Judge’s ties questioned

Wearing a dark shirt and glasses, former criminal court defendant Hakeem Meade watched as the hearing played out in the 5th Circuit’s wood-paneled West Courtroom.

Two years ago, he and another former defendant sued Judge Paul Bonin and ETOH, alleging that they were coerced into using the company’s ankle monitoring service while out on bail ahead of trial.

Bonin did not tell Meade that ETOH was co-owned by attorney Leonard Levenson, a longtime friend of Bonin’s who had donated to his judicial campaign.

Yet while Meade’s lawyers argued that Bonin essentially threatened him with jail time for failing to pay $600 in fees, Barbier tossed the case before trial.

In his decision last year, the Bill Clinton appointee said that Meade hadn’t shown that this was the “exceptional” case where it was highly likely that campaign contributions created an opportunity for bias.

Nevertheless, the lawsuit highlighted the local court system’s heavy reliance on unregulated private ankle-monitoring firms. Under that system, defendants must pay companies for their monitoring services in order to remain free before trial. One expert recently said the ankle monitor industry is “like the wild west.”

Opening the flood gates?

Bonin retired in 2020, leaving only ETOH as a defendant to the federal civil lawsuit. Dane Ciolino, a Loyola University law professor representing the company, warned the 5th Circuit panel that allowing criminal defendants to claim bias on the basis of campaign contributions alone would open the “flood gates” to similar challenges.

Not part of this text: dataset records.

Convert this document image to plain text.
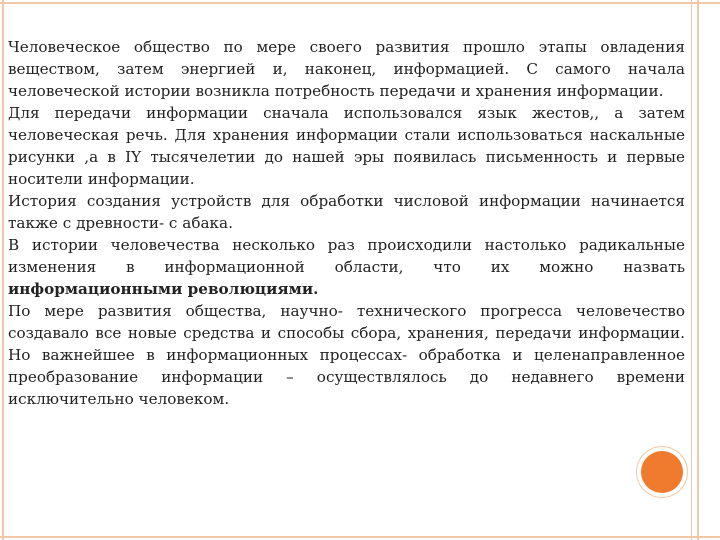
Человеческое общество по мере своего развития прошло этапы овладения веществом, затем энергией и, наконец, информацией. С самого начала человеческой истории возникла потребность передачи и хранения информации.

Для передачи информации сначала использовался язык жестов,, а затем человеческая речь. Для хранения информации стали использоваться наскальные рисунки ,а в IY тысячелетии до нашей эры появилась письменность и первые носители информации.

История создания устройств для обработки числовой информации начинается также с древности- с абака.

В истории человечества несколько раз происходили настолько радикальные изменения в информационной области, что их можно назвать информационными революциями.

По мере развития общества, научно- технического прогресса человечество создавало все новые средства и способы сбора, хранения, передачи информации. Но важнейшее в информационных процессах- обработка и целенаправленное преобразование информации – осуществлялось до недавнего времени исключительно человеком.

Meade failed to show that Bonin stood to gain from steering people to ETOH, Ciolino said.

“There is no allegation that there is some future benefit,” said Ciolino. “The only allegations are to past business relationships.”

More than money, lawyer says

Tsitsuashvili said there was much more to it than that. There was also the fact that Bonin regularly took actions on the company’s behalf, he said.

Yet two judges asked questions about how closely ETOH could really be linked to Bonin and his courtroom decisions. At one point, Judge Don Willett, a Trump appointee, asked if the “sum total” of the connections between Bonin and the company were the campaign contributions and Bonin’s time as law partner to Levenson.

Tsitsuashvili said there was at least one ongoing link: Bonin’s campaign had an outstanding loan from ETOH.

Meanwhile, Judge Priscilla Richman, a George W. Bush appointee, asked why ETOH should be held responsible for Bonin’s decisions on the bench.

Tsitsuashvili said the company was serving as a “state actor” when it monitored defendants’ movements, and that records show it regularly emailed Bonin a list of delinquent clients.

Jacques L. Wiener, a George H.W. Bush appointee, was the third judge on the panel, which is set to issue a written ruling at a later date.